NICE estimates 3-4% of adults in England have ADHD, representing roughly 2.5 million people [NICE, 2026].

67.8% of blind and low-vision adults use third-party screen reader or TTS software [American Foundation for the Blind].

A meta-analysis of TTS studies found an average effect size of 0.35 for reading comprehension improvement in students with reading disabilities [PMC / NCBI, 2017].
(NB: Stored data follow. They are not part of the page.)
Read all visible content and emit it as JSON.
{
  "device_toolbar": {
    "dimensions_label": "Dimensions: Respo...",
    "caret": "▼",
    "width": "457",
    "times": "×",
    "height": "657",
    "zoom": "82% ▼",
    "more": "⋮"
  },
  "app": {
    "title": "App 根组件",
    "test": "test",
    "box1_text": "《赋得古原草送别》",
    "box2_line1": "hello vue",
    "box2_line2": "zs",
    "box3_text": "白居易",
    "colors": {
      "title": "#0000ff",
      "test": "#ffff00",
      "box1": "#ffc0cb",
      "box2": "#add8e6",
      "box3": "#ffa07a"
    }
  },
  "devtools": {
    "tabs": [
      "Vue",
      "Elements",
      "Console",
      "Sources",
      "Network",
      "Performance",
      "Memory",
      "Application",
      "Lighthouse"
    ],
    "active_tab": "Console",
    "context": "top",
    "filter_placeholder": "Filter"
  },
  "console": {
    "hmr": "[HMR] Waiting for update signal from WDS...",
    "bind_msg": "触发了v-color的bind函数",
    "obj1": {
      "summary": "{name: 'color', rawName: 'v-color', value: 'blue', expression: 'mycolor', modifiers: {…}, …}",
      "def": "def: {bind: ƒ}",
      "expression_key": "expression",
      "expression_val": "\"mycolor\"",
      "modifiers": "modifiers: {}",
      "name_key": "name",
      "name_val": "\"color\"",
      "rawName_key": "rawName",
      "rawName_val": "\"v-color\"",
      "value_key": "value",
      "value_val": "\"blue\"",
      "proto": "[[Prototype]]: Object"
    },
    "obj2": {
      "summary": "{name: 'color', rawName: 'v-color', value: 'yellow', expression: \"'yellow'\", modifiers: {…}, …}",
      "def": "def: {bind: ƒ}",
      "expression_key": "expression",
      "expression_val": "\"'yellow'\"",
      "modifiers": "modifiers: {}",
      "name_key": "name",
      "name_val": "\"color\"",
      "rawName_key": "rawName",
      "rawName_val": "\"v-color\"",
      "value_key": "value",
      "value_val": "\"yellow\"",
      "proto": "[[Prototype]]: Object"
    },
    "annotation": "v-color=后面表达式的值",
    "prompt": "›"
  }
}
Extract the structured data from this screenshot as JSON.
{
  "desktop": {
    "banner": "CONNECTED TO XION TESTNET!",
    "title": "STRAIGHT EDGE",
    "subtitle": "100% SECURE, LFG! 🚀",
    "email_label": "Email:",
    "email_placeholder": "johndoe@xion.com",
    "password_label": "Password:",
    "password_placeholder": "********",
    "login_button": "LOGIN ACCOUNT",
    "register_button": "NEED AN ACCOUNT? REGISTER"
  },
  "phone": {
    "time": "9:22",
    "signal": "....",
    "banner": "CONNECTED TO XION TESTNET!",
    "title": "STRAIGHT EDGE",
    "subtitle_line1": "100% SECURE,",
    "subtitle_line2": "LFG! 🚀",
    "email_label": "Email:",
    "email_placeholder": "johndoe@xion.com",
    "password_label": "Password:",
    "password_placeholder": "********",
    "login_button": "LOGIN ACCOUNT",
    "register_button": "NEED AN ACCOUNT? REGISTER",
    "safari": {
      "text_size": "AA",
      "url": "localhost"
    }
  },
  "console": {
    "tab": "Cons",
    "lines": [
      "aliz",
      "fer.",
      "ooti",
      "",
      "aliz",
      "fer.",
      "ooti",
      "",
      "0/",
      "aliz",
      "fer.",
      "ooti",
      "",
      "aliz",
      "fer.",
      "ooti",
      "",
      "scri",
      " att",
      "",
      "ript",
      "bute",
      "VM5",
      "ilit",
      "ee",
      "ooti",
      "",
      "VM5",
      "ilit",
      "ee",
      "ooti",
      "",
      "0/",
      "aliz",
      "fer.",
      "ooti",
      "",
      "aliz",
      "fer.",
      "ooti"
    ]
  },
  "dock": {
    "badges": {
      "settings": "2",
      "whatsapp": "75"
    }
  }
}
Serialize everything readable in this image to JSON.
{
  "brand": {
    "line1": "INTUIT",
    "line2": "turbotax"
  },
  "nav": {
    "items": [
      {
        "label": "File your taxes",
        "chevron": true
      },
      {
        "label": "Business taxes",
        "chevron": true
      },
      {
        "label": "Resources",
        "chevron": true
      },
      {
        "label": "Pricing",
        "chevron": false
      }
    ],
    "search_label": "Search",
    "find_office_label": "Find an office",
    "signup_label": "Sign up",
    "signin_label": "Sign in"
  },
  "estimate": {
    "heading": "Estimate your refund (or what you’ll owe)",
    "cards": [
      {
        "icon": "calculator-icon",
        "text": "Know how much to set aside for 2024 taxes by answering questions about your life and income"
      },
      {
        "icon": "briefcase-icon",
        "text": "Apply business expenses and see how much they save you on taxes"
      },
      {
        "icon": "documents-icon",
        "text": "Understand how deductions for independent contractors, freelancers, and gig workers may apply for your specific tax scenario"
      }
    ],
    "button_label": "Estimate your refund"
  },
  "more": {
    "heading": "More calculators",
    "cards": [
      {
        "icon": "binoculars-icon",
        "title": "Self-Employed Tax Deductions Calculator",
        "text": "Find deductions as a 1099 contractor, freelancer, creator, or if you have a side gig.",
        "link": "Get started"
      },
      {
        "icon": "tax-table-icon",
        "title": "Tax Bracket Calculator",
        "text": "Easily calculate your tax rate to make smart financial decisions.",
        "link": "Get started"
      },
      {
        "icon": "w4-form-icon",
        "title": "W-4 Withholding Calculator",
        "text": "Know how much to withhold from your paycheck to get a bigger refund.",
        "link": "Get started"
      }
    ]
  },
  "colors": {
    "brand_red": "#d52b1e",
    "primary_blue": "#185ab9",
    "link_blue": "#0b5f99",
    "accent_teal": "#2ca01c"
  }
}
70% of dyslexic middle school students showed greater reading comprehension with computer-based reading systems, with 40% showing gains of two to five grade levels [ATIA, 2020].

Text-to-Speech for Dyslexia

How TTS Helps with Dyslexia

Dyslexia affects how the brain processes written language. People with dyslexia can understand complex ideas and spoken language perfectly fine, but decoding written text takes significant mental effort.

Text-to-speech removes the decoding barrier. Instead of struggling to sound out words, you hear them while seeing them highlighted. This allows you to focus on comprehension rather than spending all your mental energy on the mechanics of reading.

Research Evidence

Multiple studies confirm TTS effectiveness for dyslexia. A meta-analysis published in PMC (National Institutes of Health) found an average effect size of 0.35 for reading comprehension improvement in students with reading disabilities using TTS [Raskind & Higgins, 2017, PMC5494021].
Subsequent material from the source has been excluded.